Why doesn't Victorinox/Wenger let their customers buy customized SAKs?

This is exactly what I've wondered ever since I got online myself. It can not be, in this day and age, that difficult for the companies to setup an area on their order form for 'customs'. They assemble the knives from bulk bins of parts anyway, so just setup a few benches off the main line, to just build custom orders. I bet a whole new area of business could be built upon it, and profitably at that IMO.:thumbup:

Is it not possible to have an option available to customers who want to buy SAKs to be able to pick and choose what tools they want to go into their item?

Is it just not logistically possible or is it too expensive to individually cater to each customer?
 
They already make a custom model for me. It's called the Soldier. :)
As was already said, if you can't find what you want in their catalog, well, you have a problem.
 
I understand why it wouldn’t be practical to offer a “custom shop” but it would sure be nice if they did.
 
One possible business model would be to license a small shop, possibly managed/owned by an experienced shop employee, to produce custom SAK configurations. The usual contract controls around quality, advertising and output would have to be in place. The factory would supply the parts needed of course at cost or slightly above. Distribution would be for direct orders only and be managed by the licensee via whatever system they would develop. I don't see any significant downside to this kind of business relationship, and probably similar to the relationship between Smith and Wesson and their custom shop and Buck and their custom shop. Probably profitable also.

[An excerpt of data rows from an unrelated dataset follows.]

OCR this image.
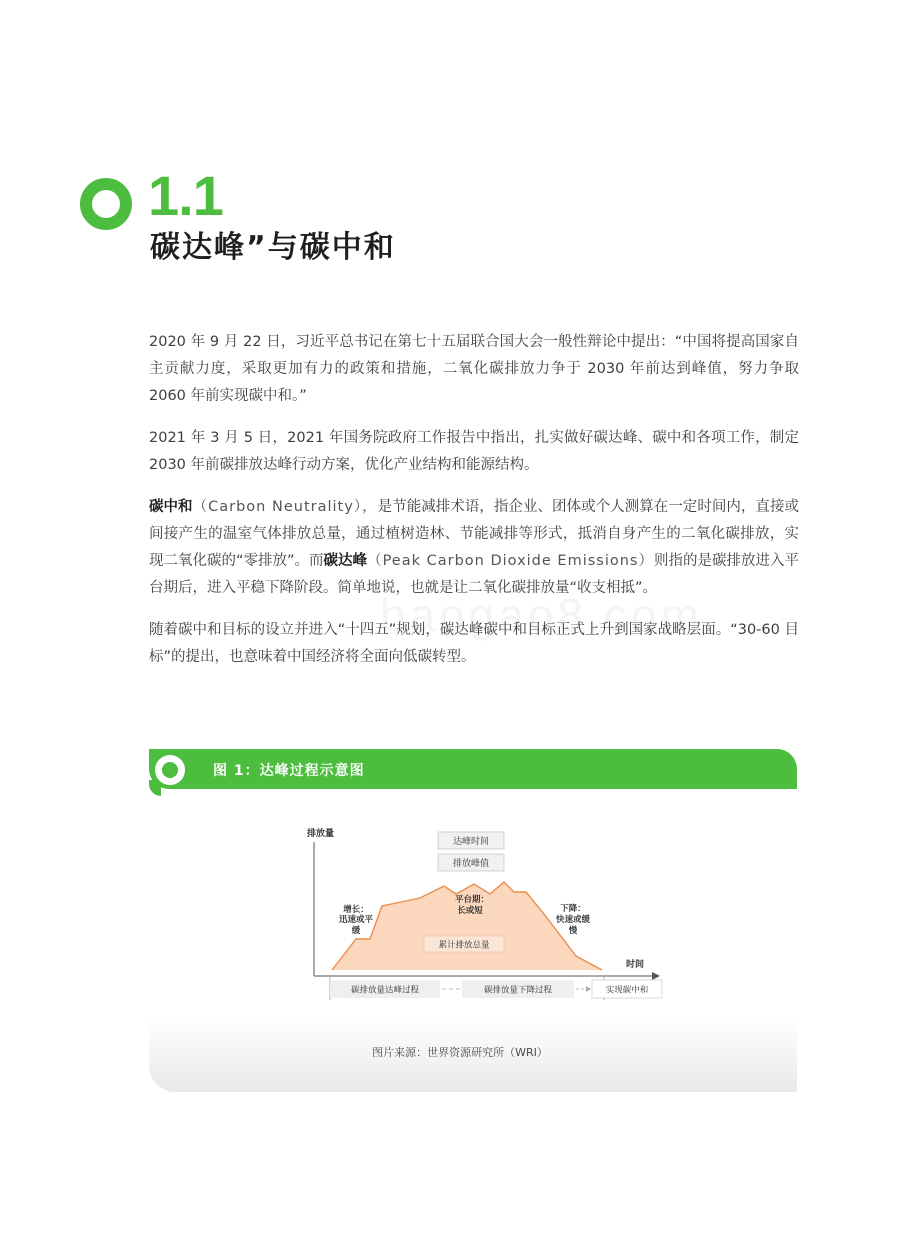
1.1
碳达峰”与碳中和

2020 年 9 月 22 日，习近平总书记在第七十五届联合国大会一般性辩论中提出：“中国将提高国家自主贡献力度，采取更加有力的政策和措施，二氧化碳排放力争于 2030 年前达到峰值，努力争取 2060 年前实现碳中和。”

2021 年 3 月 5 日，2021 年国务院政府工作报告中指出，扎实做好碳达峰、碳中和各项工作，制定 2030 年前碳排放达峰行动方案，优化产业结构和能源结构。

碳中和（Carbon Neutrality），是节能减排术语，指企业、团体或个人测算在一定时间内，直接或间接产生的温室气体排放总量，通过植树造林、节能减排等形式，抵消自身产生的二氧化碳排放，实现二氧化碳的“零排放”。而碳达峰（Peak Carbon Dioxide Emissions）则指的是碳排放进入平台期后，进入平稳下降阶段。简单地说，也就是让二氧化碳排放量“收支相抵”。

随着碳中和目标的设立并进入“十四五”规划，碳达峰碳中和目标正式上升到国家战略层面。“30-60 目标”的提出，也意味着中国经济将全面向低碳转型。

图 1：达峰过程示意图
排放量
时间
达峰时间
排放峰值
增长：
迅速或平
缓
平台期：
长或短	下降：
快速或缓
慢
累计排放总量
碳排放量达峰过程	碳排放量下降过程	实现碳中和
图片来源：世界资源研究所（WRI）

Heck, I'd even do a few weeks of programming for a couple dozen SAK's (not for resale, of course).
 
While stationed in Germany in the early sixties, my father took us on a vacation to Switzerland. We visited Lucerne, and on the church square, the local tourist shop had a Swiss Army knife bench where you could pick out any accessory you wanted and they would assemble the knife. Behind the bench was a wall display filled with every known accessory I had never before seen - about 15 feet or so.

It has and can be done. American prepacked marketing prohibits it - so few people would buy into the system it would never make money. Next time you go to an auto parts chain store, really look around - the spools of bulk hose, fittings, and boxes of bulbs are all disappearing for blister packs on pegboard display.

Vic and Wenger can't turn American habits around that keep accelerating over the past decades. How many of you buy your pickles out of a 35 gallon barrel?